Con el tiempo, como sucede con todas las personas, la muerte llegó para ambos hombres. Y aquí, la historia da un giro dramático. Sus circunstancias terrenales se invierten completa y eternamente. El mendigo Lázaro murió y “fue llevado por los ángeles al seno de Abraham”.⁴ Esta frase, “seno de Abraham”, evoca una imagen de honor, consuelo y comunión íntima en el banquete celestial.⁸ El hombre rico también murió y fue sepultado. Pero su experiencia fue de horror. Se encontró en el Hades, un lugar de “tormentos en esta llama” consciente.⁴
Desde su lugar de tormento, el hombre rico levantó la vista y vio a Abraham a lo lejos, con Lázaro consolado a su lado. En su desesperación, gritó: “Padre Abraham, ten misericordia de mí, y envía a Lázaro para que moje la punta de su dedo en agua, y refresque mi lengua”.¹³ Su petición fue denegada. Abraham explicó que una “gran sima” estaba fijada entre ellos, una barrera infranqueable que sellaba sus destinos eternos.⁷ Sus destinos eran ahora definitivos.
El hombre rico hizo entonces una última y fútil súplica. Rogó a Abraham que enviara a Lázaro de vuelta de entre los muertos a la casa de su padre, para advertir a sus cinco hermanos para que no terminaran en el mismo lugar de tormento.⁵ Esta última petición prepara el escenario para la conclusión poderosa e inolvidable de la historia, una lección que resonaría con significado profético más tarde en el ministerio de Jesús.

¿Qué verdades eternas podemos aprender de la parábola de Lázaro?
La historia de Jesús sobre el hombre rico y Lázaro es más que un cuento dramático; está llena de verdades eternas que hablan directamente a nuestros corazones hoy. Es un llamado amoroso a examinar nuestras vidas, nuestras prioridades y nuestra relación con Dios y con los demás.

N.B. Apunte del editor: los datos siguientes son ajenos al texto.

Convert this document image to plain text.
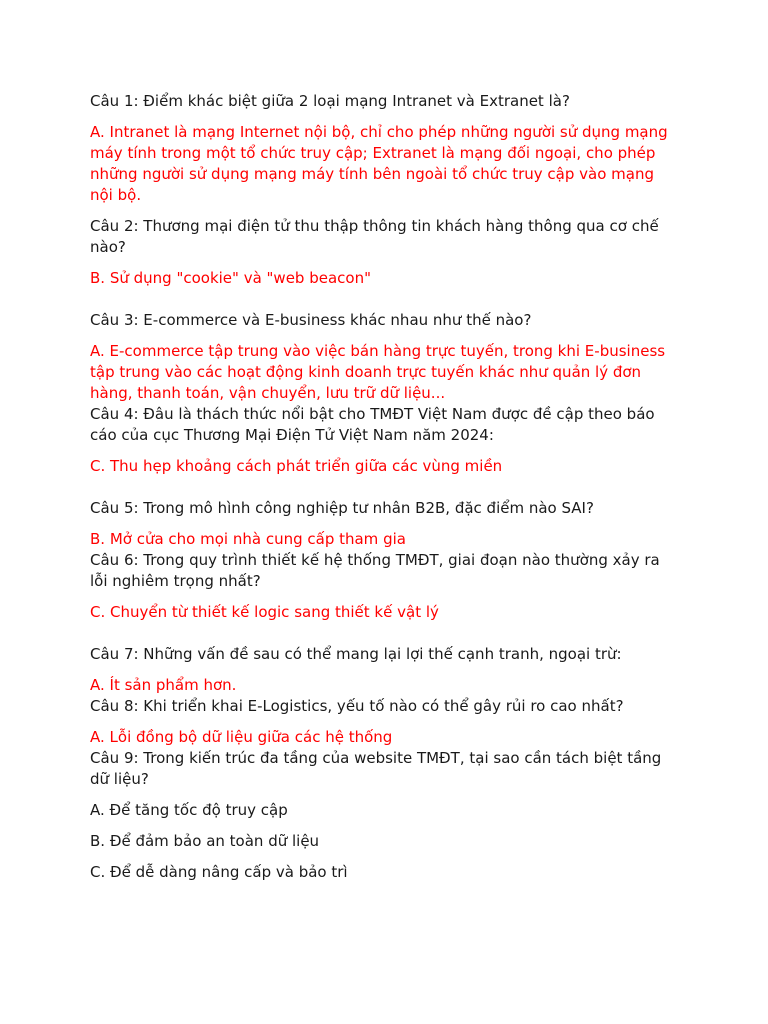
Câu 1: Điểm khác biệt giữa 2 loại mạng Intranet và Extranet là?

A. Intranet là mạng Internet nội bộ, chỉ cho phép những người sử dụng mạng máy tính trong một tổ chức truy cập; Extranet là mạng đối ngoại, cho phép những người sử dụng mạng máy tính bên ngoài tổ chức truy cập vào mạng nội bộ.

Câu 2: Thương mại điện tử thu thập thông tin khách hàng thông qua cơ chế nào?

B. Sử dụng "cookie" và "web beacon"

Câu 3: E-commerce và E-business khác nhau như thế nào?

A. E-commerce tập trung vào việc bán hàng trực tuyến, trong khi E-business tập trung vào các hoạt động kinh doanh trực tuyến khác như quản lý đơn hàng, thanh toán, vận chuyển, lưu trữ dữ liệu...

Câu 4: Đâu là thách thức nổi bật cho TMĐT Việt Nam được đề cập theo báo cáo của cục Thương Mại Điện Tử Việt Nam năm 2024:

C. Thu hẹp khoảng cách phát triển giữa các vùng miền

Câu 5: Trong mô hình công nghiệp tư nhân B2B, đặc điểm nào SAI?

B. Mở cửa cho mọi nhà cung cấp tham gia

Câu 6: Trong quy trình thiết kế hệ thống TMĐT, giai đoạn nào thường xảy ra lỗi nghiêm trọng nhất?

C. Chuyển từ thiết kế logic sang thiết kế vật lý

Câu 7: Những vấn đề sau có thể mang lại lợi thế cạnh tranh, ngoại trừ:

A. Ít sản phẩm hơn.

Câu 8: Khi triển khai E-Logistics, yếu tố nào có thể gây rủi ro cao nhất?

A. Lỗi đồng bộ dữ liệu giữa các hệ thống

Câu 9: Trong kiến trúc đa tầng của website TMĐT, tại sao cần tách biệt tầng dữ liệu?

A. Để tăng tốc độ truy cập

B. Để đảm bảo an toàn dữ liệu

C. Để dễ dàng nâng cấp và bảo trì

La parábola enseña con una claridad aleccionadora que el cielo y el infierno son lugares reales y literales, y que nuestro destino eterno se determina en esta vida.⁹ En el momento en que morimos, nuestro destino está sellado. No hay segundas oportunidades, no hay forma de cruzar la “gran sima” que separa a los salvos de los perdidos.⁹ Esta historia sirve como un poderoso recordatorio de que las elecciones que hacemos en la tierra tienen consecuencias eternas.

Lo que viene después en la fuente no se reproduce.